I did the same thing a few years ago with the Golden State Warriors. There's at least two sides to everything, right?
Get this: people used to talk about how great the Golden State Warriors were, but I saw teams like the Thunder and the Rockets blow 3-1 series leads and I took that into consideration. I always think that the great teams and superstars are beatable.
Of course, the Warriors were good, but I had GSW fans tell me that the Cavaliers were fortunate to have wrecked the Warriors' 'Perfect Season' because Draymond Green was suspended (for one game) while ignoring the fact that, just the previous year, the Warriors had defeated the Cavaliers who were without BOTH Kyrie Irving AND Kevin Love. That idea, to me, reflected a kind of unbalanced notion that it was somehow fine for the Cavs to be short handed, but not the Warriors. So I brought, what for me amounted to a very specific bias, out into the open, into the light of day.

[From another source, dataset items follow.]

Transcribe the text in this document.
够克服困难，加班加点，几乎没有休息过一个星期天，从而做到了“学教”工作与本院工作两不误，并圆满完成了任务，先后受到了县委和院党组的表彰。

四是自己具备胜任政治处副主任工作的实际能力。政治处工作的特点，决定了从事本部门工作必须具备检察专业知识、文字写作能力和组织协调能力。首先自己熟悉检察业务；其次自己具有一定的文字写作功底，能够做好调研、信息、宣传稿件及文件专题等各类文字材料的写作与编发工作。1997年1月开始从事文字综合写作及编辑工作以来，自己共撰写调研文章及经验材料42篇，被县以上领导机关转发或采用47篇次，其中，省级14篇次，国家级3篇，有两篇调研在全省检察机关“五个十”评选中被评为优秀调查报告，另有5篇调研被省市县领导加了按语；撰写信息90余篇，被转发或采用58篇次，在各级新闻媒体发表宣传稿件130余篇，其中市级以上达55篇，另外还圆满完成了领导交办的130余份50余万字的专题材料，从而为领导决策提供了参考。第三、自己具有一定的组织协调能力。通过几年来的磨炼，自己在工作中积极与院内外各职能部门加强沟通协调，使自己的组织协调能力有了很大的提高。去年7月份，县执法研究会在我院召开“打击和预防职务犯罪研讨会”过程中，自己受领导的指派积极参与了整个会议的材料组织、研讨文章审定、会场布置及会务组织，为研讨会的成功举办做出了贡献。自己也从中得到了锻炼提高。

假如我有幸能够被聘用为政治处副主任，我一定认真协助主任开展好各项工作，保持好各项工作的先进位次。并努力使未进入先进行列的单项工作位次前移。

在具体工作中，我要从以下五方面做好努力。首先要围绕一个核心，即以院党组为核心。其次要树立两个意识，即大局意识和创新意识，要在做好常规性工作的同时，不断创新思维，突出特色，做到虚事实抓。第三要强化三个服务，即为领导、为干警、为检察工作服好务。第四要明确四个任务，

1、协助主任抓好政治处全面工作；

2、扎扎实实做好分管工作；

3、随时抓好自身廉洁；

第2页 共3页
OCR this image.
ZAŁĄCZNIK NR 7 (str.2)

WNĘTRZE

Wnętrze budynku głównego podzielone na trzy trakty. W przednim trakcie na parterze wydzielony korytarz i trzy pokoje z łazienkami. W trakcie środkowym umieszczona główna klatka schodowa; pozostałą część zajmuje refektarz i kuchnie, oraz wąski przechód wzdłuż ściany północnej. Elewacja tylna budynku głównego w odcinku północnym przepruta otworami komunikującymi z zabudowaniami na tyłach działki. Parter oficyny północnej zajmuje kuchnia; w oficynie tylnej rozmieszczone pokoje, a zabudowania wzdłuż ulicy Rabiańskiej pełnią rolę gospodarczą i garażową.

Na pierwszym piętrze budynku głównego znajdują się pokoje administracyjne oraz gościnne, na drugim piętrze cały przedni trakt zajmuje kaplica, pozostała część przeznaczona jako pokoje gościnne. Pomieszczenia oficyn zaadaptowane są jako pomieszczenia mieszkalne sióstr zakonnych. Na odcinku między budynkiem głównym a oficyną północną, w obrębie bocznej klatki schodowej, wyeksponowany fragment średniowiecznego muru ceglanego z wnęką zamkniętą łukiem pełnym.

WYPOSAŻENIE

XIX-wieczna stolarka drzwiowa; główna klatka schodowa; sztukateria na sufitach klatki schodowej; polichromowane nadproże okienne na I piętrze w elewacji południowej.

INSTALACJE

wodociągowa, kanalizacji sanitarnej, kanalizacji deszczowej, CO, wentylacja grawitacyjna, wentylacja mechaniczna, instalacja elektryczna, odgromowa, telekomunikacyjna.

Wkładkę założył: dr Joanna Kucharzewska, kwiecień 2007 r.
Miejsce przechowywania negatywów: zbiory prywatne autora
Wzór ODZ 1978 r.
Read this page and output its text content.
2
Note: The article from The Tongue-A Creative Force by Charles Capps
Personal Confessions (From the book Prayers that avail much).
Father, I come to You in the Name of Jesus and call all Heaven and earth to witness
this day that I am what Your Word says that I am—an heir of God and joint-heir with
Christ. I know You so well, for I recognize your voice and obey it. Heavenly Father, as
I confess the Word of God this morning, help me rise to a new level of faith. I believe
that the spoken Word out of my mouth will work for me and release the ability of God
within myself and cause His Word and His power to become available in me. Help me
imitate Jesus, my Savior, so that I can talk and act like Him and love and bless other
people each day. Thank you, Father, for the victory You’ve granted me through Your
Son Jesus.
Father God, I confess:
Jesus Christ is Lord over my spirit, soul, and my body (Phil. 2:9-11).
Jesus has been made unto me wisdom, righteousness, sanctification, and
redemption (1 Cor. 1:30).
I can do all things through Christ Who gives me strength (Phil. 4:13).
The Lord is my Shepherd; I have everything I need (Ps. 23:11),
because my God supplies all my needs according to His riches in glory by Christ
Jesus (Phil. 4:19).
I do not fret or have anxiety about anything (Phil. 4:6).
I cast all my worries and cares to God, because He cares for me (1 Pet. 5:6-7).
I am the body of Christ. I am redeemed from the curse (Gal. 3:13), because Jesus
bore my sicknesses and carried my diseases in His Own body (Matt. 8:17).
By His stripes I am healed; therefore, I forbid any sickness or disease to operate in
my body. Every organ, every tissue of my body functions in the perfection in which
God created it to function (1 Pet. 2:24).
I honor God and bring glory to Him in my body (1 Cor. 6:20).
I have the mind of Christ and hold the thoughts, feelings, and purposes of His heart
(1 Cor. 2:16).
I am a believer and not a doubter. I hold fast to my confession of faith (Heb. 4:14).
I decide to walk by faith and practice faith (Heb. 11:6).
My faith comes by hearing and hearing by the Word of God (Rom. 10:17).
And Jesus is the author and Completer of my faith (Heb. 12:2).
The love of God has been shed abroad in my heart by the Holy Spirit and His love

Most people don't like it, but for me, it doesn't matter if it's sports or politics or religion, I have these conversations all the time and it doesn't matter if it's with a friend or a foe.
So, when I point out that Aaron Rodgers makes a bad throw, I expose a flaw in the play of an athlete who is held up or revered. I don't do it to argue that Aaron Rodgers sucks, but to see what kind of arguments people might be willing to make to defend him. The usual argument, and it's a strange one, is that player X+, who is allegedly great, is allowed to make a tragic mistake specifically because player X+ is great, while player X-, who is allegedly not great, should not be allowed to make the same mistake because... well, this is where the reasoning falls apart.
But the important thing, the objective, for me, is not the specific player or team, it's, in general, the logic or thinking that I am trying to deconstruct.